Mal Goode was the first black network journalist to work as a national television correspondent in the country.
He was hired by ABC in 1962.
Parker remembers how her father broke the news in their Belmar Gardens home.
"He couldn't believe that as the grandson of slaves, he was in, but he was 54 years old," she said.
Goode graduated from the University of Pittsburgh in 1931. He wanted to go to law school, but the great depression got in the way. So, he like many others, put on his hard hat, grabbed his lunch bucket, and headed to the mill.
"He wanted to break into television," Parker explained.
Goode was a journalist at heart. So a few years later, he joined the Pittsburgh Courier, one of the most circulated black newspapers in the country.

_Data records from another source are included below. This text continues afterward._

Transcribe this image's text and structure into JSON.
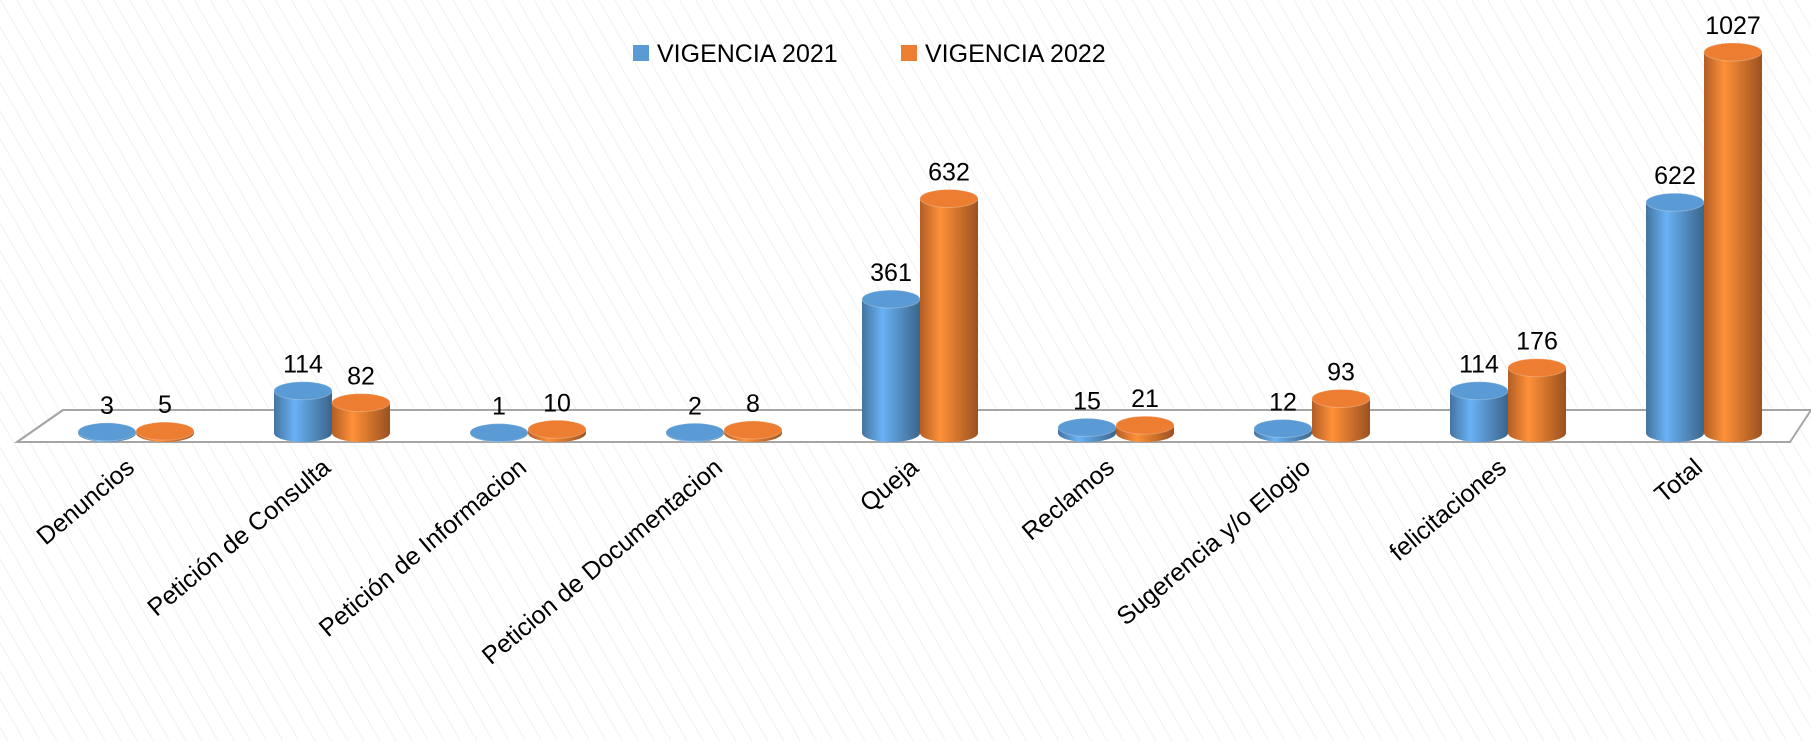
{
  "chart_data": {
    "type": "bar3d",
    "categories": [
      "Denuncios",
      "Petición de Consulta",
      "Petición de Informacion",
      "Peticion de Documentacion",
      "Queja",
      "Reclamos",
      "Sugerencia y/o Elogio",
      "felicitaciones",
      "Total"
    ],
    "series": [
      {
        "name": "VIGENCIA 2021",
        "color": "#5b9bd5",
        "values": [
          3,
          114,
          1,
          2,
          361,
          15,
          12,
          114,
          622
        ]
      },
      {
        "name": "VIGENCIA 2022",
        "color": "#ed7d31",
        "values": [
          5,
          82,
          10,
          8,
          632,
          21,
          93,
          176,
          1027
        ]
      }
    ],
    "legend": "top"
  }
}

By 1949, his voice was hitting the airwaves at KQV-radio, one of America's oldest radio stations.
'So this is how he begins to get his platform," said Lianna Tsoukas.
Tsoukas and Rob Ruck are the authors of the new biography, "Mal Goode Reporting: The Life and Work of a Black Broadcast Trailblazer."
We're learning the challenges he encountered thanks to two professors from the University of Pittsburgh.
"Even though he gets a few gigs on TV, the public outrage at a black man being on TV leads to an immediate collapse of those jobs," Tsoukas explained.
Goode understood the times.
He was always a man who fought for civil rights in Pittsburgh and across the country and because of it he made a lot of connections, especially in the sports arena, which would get him from radio to the big leagues.
"Names that are down as great historic figures now, they all ate dinner at 7128 Tilden Street," Parker continued, "He was very close friends with Jackie Robinson, and it was Jackie who made the inroads with ABC."
Goode began his broadcast TV career covering stories at the United Nations, until the Cuban Missile Crisis of 1962.
"It was Mal Goode's, persistent, polite, and even professional confrontation of injustice through his entire life that led him to where he could be and bring others with him and to reshape a media format from within," said Tsoukas.
For 11 years Goode broadcasted from all over the country.
He retired at the age of 65, but he never stopped reporting.
His resilience and persistence are being recognized.
"Now there for it be resolved the City of Pittsburgh declares February 11th, 2025, to be Mal Goode Day."
An honor that was a long time coming.
"It's amazing, beautiful young woman like you and so many reporters across the nation the young anchors that I see on national Television now. As my sister likes to say everybody stands on his shoulders," Parker explained.